2009: The Air Force submitted to the agencies a Phase II focused RI of 1,4-Dioxane Work Plan which includes the TARP area. The work plan included a summary of existing data, planned field investigations, and a groundwater modeling work plan.

2010: EPA Region 9 revised its toxicity assessment of 1,4-dioxane and lowered the protective risk range in drinking water to between 3.0 ppb and 35 ppb for a lifetime of exposure.  Tucson Water conducted pilot testing of ozone-peroxide and UV-peroxide advanced oxidation treatment for 1,4-dioxane. This pilot testing demonstrated that both technologies could effectively treat 1,4-dioxane.  In addition, both technologies effectively treated TCE and 1,1-dichloroethene (1,1-DCE).

Several activities, performed as part of the Phase II Focused Remedial Investigation (FRI), were completed by the Air Force. The results of these activities further defined the nature and extent of 1,4-dioxane in the groundwater within TARP and at AFP-44. These activities included: documenting potential sources of 1,4-dioxane; compiling and reviewing existing information related to 1,4-dioxane in groundwater; and identifying data gaps in defining the extent of the 1,4-dioxane contamination in the Regional Aquifer throughout both the TARP and AFP-44 areas.

2011: In January, EPA issued a new Drinking Water Health Advisory for 1,4-dioxane that ranged from 35 ppb (excess cancer risk of 100 in one million) to 0.35 ppb (excess cancer risk of 1 in one million).  As a result of engineering evaluations and pilot-scale treatability testing, Tucson Water determined that the use of ultraviolet light with hydrogen peroxide injection (UV-peroxide) is the best AOP option for 1,4-dioxane treatment at TARP.

The 1,4-dioxane treatment system was designed to include GAC treatment to quench residual hydrogen peroxide prior to final treatment in the existing packed column aeration system.  The system was designed to treat combined flow from both the NWF and SWF.

The United States Air Force (Air Force) is working on Phase II of a 1,4-dioxane FRI.  The purpose of the FRI is to further define the nature and extent of 1,4-dioxane in the groundwater within the TIAA Superfund Site Area A.

2012: On July 18th, the City of Tucson sponsored a groundbreaking ceremony for the AOP Water Treatment Facility.  This treatment process will remove 1,4-dioxane once it is operational.

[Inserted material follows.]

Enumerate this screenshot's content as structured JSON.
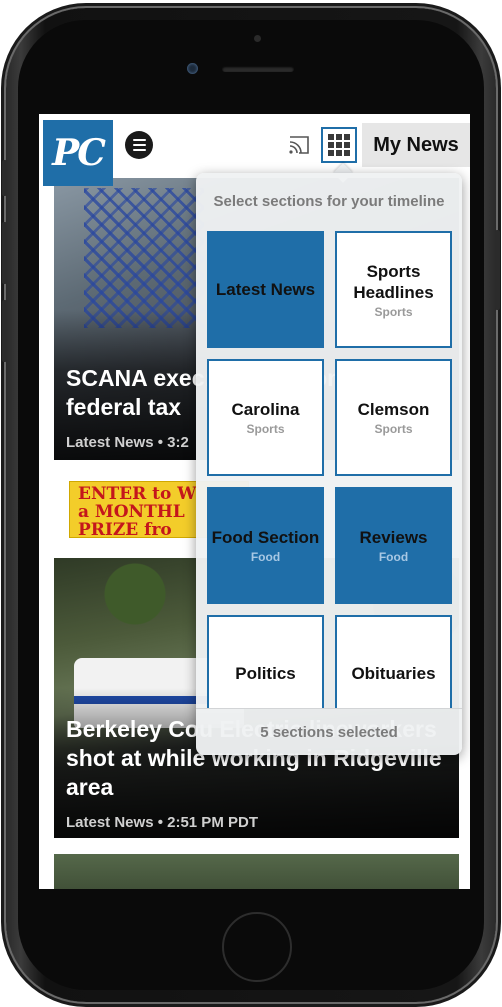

2013: In early 2013, Tucson Water finalized an engineering design for the AOP system to remove 1,4-dioxane from the groundwater. The AOP treatment system includes such components as ultra-violet reactors, peroxide storage/feed equipment, and a GAC tank for peroxide quenching. The AOP system was constructed in mid-2013 and underwent testing for incorporation into the existing groundwater treatment plant.

2014: Water level and water quality data were used to evaluate the performance of the existing remediation well fields in achieving capture of the TCE plume, remediating the aquifer, and treating groundwater. Evaluation of water elevation and quality data collected indicated that the TARP remedial system was continuing to meet compliance requirements. The North Well Field (NWF) remediation wells were operated at reduced levels due to startup of the Advanced Oxidation Process (AOP) water treatment facility and rehabilitation of remediation well R-008A. Although the NWF was operated at a reduced level, containment of VOCs in groundwater at the northern extent of the plume was maintained. The TARP treatment plant continued to show consistent performance in removal of VOCs in treated groundwater.

Also, Tucson Water began to plan for the replacement of north well field well R-009A because of deterioration of the well since it was installed in 1994. Tucson Water has acquired land for the replacement well and started the design process.